Peanuts and peanut butter are classics when it comes to protein-packed, plant-based dietary choices. Just two tablespoons of peanut butter will get you 7 grams of protein, and you can eat it right from the jar. If you're of more discerning tastes, you can add peanut butter to a variety of foods, including smoothies, curries, sweet and savory sauces, and even baked goods.
Most people know chia from that snazzy little jingle selling the products that grow a grass-like substance out of a cute animal mold or famous bust. Ch-ch-ch-chia! But these tiny round seeds have a lot of protein. Just two tablespoons gives you 4 grams, in addition to omega-3s, calcium, magnesium, selenium and iron. When they absorb liquid, they form a gel, which means they are great for puddings and jams.

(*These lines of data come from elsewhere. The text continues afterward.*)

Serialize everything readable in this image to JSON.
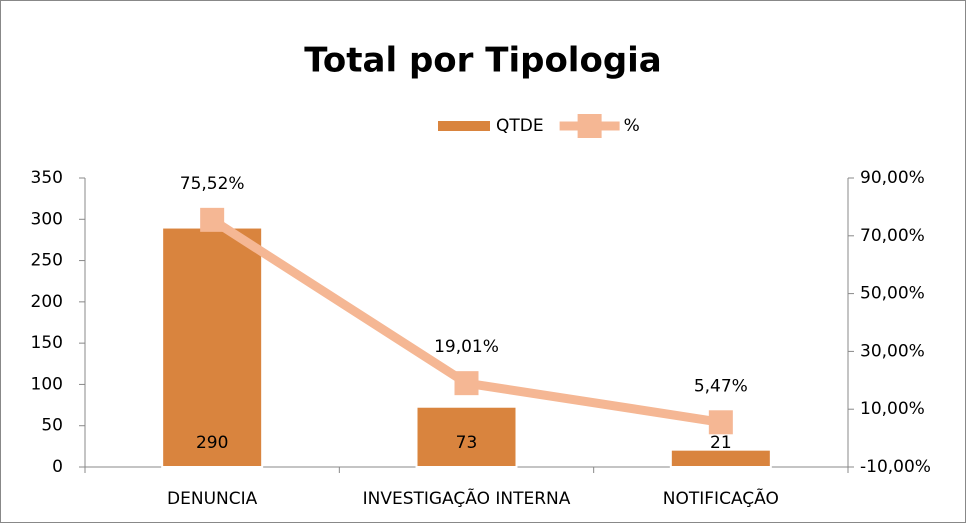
{
  "chart_data": {
    "type": "bar_line",
    "title": "Total por Tipologia",
    "categories": [
      "DENUNCIA",
      "INVESTIGAÇÃO INTERNA",
      "NOTIFICAÇÃO"
    ],
    "series": [
      {
        "name": "QTDE",
        "type": "bar",
        "color": "#d9843e",
        "values": [
          290,
          73,
          21
        ]
      },
      {
        "name": "%",
        "type": "line",
        "axis": "y2",
        "color": "#f5b794",
        "values": [
          75.52,
          19.01,
          5.47
        ],
        "value_labels": [
          "75,52%",
          "19,01%",
          "5,47%"
        ]
      }
    ],
    "ylim": [
      0,
      350
    ],
    "yticks": [
      0,
      50,
      100,
      150,
      200,
      250,
      300,
      350
    ],
    "y2lim": [
      -10,
      90
    ],
    "y2ticks": [
      {
        "value": -10,
        "label": "-10,00%"
      },
      {
        "value": 10,
        "label": "10,00%"
      },
      {
        "value": 30,
        "label": "30,00%"
      },
      {
        "value": 50,
        "label": "50,00%"
      },
      {
        "value": 70,
        "label": "70,00%"
      },
      {
        "value": 90,
        "label": "90,00%"
      }
    ],
    "legend": "top"
  }
}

They're called seeds, but technically they are nuts, and the white meat inside is super nutritious. Known as hemp hearts, this meat is a complete protein that also contains omega-3 and omega-6 fats. Just three tablespoons of the stuff will provide you with 10 grams of protein, in addition to nutrients like potassium, magnesium, zinc and 15 percent of your daily iron requirement. To eat them, just sprinkle them over salads, or add them to yogurt or smoothies for a mildly nutty flavoring.
How much protein do we really need a day? Experts say we need about 0.36 grams per pound. So if you weigh about 150 pounds, you'd want to eat 54 grams of protein each day as a starting point.
It's not necessary to count each gram, but vegetarians or vegans feeling weak, lightheaded, or fatigued could be too low on their protein levels. Try to squeeze some protein into every meal to minimize those symptoms and also so that you don't get hungry soon after you eat, which can happen with too many sugars and carbs without that balancing protein factor. If symptoms continue, talk to a dietician to make sure you are meeting your body's needs.
Darlena Cunha is a freelance writer and a professor at the University of Florida, with degrees in communications and ecology.